LLM 25-Day Course - Day 4: Complete Guide to Transformer Architecture

Day 4: Complete Guide to Transformer Architecture

The Transformer, introduced in the 2017 paper “Attention is All You Need,” is the foundation of modern LLMs. It completely replaced RNN/LSTM and is suitable for large-scale training thanks to its parallel processing capability.

Overall Transformer Structure

Input Text -> [Token Embedding + Positional Encoding]
                    |
         +-------------------------+
         |    Encoder Block (xN)    |
         |  +---------------------+ |
         |  | Self-Attention       | |
         |  | + Residual + LN      | |
         |  +---------------------+ |
         |  | Feed-Forward         | |
         |  | + Residual + LN      | |
         |  +---------------------+ |
         +-------------------------+
                    |
         +-------------------------+
         |    Decoder Block (xN)    |
         |  +---------------------+ |
         |  | Masked Self-Attn     | |
         |  +---------------------+ |
         |  | Cross-Attention      | |
         |  +---------------------+ |
         |  | Feed-Forward         | |
         |  +---------------------+ |
         +-------------------------+
                    |
              Output Text

The GPT series uses only the decoder, while BERT uses only the encoder.

Simplified Self-Attention Implementation

import numpy as np

def self_attention(query, key, value):
    """Scaled Dot-Product Attention"""
    d_k = query.shape[-1]

    # 1. Compute similarity via dot product of Query and Key
    scores = np.matmul(query, key.T) / np.sqrt(d_k)

    # 2. Normalize weights with Softmax
    exp_scores = np.exp(scores - np.max(scores, axis=-1, keepdims=True))
    attention_weights = exp_scores / np.sum(exp_scores, axis=-1, keepdims=True)

    # 3. Apply weights to Values
    output = np.matmul(attention_weights, value)
    return output, attention_weights

# 3 tokens, 4-dimensional vectors
seq_length, d_model = 3, 4
x = np.random.randn(seq_length, d_model)

output, weights = self_attention(x, x, x)
print(f"Attention weights:\n{weights.round(3)}")
print(f"Output shape: {output.shape}")  # (3, 4)

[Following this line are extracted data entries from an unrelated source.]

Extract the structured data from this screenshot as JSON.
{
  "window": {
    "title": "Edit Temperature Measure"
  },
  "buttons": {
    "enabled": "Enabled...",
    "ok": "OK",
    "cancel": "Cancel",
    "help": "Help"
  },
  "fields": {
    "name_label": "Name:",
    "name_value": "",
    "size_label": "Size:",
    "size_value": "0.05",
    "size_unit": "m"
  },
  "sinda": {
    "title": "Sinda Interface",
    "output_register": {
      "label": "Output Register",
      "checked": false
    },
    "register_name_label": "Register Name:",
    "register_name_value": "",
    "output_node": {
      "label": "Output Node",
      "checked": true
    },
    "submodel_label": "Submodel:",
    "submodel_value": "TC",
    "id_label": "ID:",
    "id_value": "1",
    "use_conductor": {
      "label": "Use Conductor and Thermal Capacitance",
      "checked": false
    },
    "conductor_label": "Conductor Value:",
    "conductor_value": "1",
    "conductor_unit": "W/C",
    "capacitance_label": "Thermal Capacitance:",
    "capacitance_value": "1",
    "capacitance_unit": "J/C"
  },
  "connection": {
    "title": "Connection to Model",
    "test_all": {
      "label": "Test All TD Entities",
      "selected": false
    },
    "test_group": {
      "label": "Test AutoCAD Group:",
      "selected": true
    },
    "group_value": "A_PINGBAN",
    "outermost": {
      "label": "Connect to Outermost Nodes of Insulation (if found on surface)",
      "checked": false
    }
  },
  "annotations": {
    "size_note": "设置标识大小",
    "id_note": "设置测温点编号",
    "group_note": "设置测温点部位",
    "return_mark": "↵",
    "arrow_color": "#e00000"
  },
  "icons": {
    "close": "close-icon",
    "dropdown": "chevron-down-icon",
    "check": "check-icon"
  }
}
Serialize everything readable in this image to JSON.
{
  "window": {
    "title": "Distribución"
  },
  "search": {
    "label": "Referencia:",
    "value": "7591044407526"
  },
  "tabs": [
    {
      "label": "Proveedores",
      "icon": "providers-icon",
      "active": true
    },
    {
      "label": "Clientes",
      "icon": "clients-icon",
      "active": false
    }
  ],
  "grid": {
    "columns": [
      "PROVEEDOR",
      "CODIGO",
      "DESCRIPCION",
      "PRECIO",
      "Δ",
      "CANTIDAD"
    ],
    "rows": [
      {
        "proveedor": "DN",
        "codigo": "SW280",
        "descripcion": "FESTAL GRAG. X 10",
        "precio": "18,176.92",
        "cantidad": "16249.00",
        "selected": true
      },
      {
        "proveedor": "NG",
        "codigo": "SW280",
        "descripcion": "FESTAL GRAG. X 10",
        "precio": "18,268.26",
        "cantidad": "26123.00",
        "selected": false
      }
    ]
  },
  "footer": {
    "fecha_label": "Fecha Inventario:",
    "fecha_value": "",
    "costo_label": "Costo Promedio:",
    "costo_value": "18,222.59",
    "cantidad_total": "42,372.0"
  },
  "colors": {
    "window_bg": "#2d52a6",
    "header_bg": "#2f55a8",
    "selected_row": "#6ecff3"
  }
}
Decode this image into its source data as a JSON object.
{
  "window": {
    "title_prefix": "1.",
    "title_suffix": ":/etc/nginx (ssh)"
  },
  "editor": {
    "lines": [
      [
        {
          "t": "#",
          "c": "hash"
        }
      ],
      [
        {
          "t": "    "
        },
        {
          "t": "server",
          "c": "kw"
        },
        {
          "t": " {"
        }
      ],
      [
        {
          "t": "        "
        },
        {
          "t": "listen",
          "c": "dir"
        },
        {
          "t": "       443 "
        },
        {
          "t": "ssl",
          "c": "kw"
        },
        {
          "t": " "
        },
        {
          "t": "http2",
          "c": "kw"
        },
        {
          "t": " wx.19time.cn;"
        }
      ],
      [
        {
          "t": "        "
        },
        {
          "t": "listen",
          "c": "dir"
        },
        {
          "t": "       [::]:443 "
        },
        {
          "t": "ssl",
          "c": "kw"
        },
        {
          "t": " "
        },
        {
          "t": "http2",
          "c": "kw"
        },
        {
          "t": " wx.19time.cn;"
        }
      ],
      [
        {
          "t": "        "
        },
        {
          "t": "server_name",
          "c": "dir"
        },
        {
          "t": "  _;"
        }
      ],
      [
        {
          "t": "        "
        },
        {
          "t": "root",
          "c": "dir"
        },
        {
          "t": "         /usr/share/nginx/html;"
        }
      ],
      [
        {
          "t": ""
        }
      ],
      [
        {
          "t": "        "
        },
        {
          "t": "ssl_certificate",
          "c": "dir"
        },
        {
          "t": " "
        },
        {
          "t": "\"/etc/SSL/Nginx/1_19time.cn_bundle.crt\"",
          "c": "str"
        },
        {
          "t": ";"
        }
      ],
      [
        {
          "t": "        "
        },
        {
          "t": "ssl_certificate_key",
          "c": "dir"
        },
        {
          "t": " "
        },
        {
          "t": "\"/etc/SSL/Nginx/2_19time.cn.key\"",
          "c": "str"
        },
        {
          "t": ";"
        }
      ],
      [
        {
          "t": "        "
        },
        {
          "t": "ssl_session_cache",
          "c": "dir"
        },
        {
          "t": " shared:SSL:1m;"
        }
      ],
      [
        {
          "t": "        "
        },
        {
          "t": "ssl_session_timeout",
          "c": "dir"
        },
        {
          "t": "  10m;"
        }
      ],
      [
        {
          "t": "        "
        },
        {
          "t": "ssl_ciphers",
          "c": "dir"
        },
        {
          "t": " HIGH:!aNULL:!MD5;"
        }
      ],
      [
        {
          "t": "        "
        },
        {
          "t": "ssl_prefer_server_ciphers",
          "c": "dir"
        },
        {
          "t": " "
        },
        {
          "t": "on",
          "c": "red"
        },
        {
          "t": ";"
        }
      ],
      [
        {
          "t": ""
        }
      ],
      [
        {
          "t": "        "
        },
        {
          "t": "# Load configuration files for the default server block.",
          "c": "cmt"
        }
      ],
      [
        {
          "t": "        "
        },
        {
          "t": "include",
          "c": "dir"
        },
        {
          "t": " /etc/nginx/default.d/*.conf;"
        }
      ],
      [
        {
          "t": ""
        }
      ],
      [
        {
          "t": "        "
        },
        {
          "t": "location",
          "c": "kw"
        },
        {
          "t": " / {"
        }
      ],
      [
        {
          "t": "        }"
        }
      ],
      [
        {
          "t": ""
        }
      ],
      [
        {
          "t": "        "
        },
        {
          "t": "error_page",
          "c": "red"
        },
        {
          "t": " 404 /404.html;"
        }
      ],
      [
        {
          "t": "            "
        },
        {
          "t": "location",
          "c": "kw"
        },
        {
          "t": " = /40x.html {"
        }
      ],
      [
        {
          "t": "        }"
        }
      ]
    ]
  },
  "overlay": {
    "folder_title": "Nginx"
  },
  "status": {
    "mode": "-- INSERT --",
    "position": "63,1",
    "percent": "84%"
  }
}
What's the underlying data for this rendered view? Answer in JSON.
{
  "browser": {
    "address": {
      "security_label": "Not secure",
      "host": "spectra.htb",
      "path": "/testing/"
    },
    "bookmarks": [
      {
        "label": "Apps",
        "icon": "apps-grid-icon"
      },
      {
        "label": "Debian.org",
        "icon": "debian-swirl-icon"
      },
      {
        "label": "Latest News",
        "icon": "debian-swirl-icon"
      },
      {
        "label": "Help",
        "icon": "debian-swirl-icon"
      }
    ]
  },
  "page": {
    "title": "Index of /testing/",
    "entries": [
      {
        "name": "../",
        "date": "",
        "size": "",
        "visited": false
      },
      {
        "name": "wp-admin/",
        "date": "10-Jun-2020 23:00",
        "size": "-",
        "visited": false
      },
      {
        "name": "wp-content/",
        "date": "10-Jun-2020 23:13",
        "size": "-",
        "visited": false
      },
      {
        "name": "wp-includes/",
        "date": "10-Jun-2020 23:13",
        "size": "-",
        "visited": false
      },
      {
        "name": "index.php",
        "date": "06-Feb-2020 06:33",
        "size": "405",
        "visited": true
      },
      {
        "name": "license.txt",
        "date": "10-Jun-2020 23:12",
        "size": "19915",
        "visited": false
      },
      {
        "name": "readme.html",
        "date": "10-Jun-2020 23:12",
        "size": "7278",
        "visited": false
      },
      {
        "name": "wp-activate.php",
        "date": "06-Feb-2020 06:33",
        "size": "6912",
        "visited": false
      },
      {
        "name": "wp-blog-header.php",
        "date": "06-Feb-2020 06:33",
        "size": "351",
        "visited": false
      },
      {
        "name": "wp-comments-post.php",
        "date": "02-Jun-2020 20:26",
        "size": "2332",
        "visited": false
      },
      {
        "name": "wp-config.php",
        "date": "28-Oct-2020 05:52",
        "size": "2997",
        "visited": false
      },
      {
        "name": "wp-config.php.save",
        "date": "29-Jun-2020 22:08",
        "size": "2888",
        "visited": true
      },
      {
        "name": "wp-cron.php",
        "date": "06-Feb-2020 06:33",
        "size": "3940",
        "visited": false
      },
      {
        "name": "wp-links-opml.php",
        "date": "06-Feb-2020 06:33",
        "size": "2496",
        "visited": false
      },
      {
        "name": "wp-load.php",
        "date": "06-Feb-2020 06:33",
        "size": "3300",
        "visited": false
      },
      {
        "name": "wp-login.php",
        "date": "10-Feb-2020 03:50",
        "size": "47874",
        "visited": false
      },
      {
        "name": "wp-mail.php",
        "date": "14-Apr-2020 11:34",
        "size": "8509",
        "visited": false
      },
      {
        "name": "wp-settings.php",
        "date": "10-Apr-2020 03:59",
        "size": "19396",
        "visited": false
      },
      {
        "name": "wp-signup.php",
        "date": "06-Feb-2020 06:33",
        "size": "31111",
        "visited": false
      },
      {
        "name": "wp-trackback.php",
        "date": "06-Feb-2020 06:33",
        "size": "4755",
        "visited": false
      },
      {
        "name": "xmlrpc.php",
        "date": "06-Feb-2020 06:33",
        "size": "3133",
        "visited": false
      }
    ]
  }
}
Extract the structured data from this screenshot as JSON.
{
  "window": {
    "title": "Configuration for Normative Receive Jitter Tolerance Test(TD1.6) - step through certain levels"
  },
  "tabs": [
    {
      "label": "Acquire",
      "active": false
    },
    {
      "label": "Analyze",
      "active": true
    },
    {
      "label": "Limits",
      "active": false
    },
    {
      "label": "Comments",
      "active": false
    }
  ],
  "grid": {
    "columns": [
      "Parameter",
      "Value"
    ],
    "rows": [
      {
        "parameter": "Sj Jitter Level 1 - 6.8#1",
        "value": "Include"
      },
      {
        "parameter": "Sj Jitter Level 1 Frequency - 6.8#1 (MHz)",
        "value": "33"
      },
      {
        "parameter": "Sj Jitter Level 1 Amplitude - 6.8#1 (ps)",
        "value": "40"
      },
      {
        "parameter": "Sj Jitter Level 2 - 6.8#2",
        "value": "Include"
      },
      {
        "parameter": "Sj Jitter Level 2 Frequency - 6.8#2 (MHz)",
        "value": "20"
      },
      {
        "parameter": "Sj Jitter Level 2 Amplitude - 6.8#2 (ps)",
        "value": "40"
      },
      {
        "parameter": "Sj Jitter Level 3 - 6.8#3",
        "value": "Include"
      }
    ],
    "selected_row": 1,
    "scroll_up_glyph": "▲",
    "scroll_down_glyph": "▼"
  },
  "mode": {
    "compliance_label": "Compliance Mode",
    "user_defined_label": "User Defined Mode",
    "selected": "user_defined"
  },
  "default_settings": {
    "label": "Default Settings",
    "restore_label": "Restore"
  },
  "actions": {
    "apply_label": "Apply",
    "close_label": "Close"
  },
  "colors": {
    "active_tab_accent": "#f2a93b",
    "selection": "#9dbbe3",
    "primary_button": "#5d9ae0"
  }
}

Feed-Forward Network and Layer Normalization

import numpy as np

def layer_norm(x, eps=1e-6):
    """Layer Normalization: normalizes each token vector"""
    mean = np.mean(x, axis=-1, keepdims=True)
    std = np.std(x, axis=-1, keepdims=True)
    return (x - mean) / (std + eps)

def feed_forward(x, w1, b1, w2, b2):
    """Position-wise Feed-Forward Network"""
    # Expand dimensions then contract (typically 4x expansion)
    hidden = np.maximum(0, np.matmul(x, w1) + b1)  # ReLU activation
    output = np.matmul(hidden, w2) + b2
    return output

def transformer_block(x, w1, b1, w2, b2):
    """A single Transformer block"""
    # Self-Attention + Residual Connection + Layer Norm
    attn_output, _ = self_attention(x, x, x)
    x = layer_norm(x + attn_output)  # Residual connection

    # Feed-Forward + Residual Connection + Layer Norm
    ff_output = feed_forward(x, w1, b1, w2, b2)
    x = layer_norm(x + ff_output)    # Residual connection
    return x

# Initialization and execution
d_model, d_ff = 4, 16
w1 = np.random.randn(d_model, d_ff) * 0.1
b1 = np.zeros(d_ff)
w2 = np.random.randn(d_ff, d_model) * 0.1
b2 = np.zeros(d_model)

x = np.random.randn(3, d_model)
output = transformer_block(x, w1, b1, w2, b2)
print(f"Input shape: {x.shape}, Output shape: {output.shape}")

Summary of Key Components

Component	Role	Key Idea
Self-Attention	Captures relationships between tokens	Every token attends to every other token
Feed-Forward	Non-linear transformation	Expand then contract dimensions
Layer Normalization	Stabilizes training	Normalizes the output of each layer
Residual Connection	Ensures gradient flow	Adds input to output
Positional Encoding	Provides token order information	Without it, word order is ignored

The Transformer is a combination of these five components. Tomorrow we’ll dive deeper into the most critical component: the Attention mechanism.

Today’s Exercises

Explain why deep networks are difficult to train without Residual Connections. Relate your answer to the vanishing gradient problem.
Stack the transformer_block function 6 times to build a 6-layer Transformer. Verify that the input/output shapes are preserved.
Summarize which tasks encoder-only (BERT), decoder-only (GPT), and encoder-decoder (T5) architectures are each best suited for.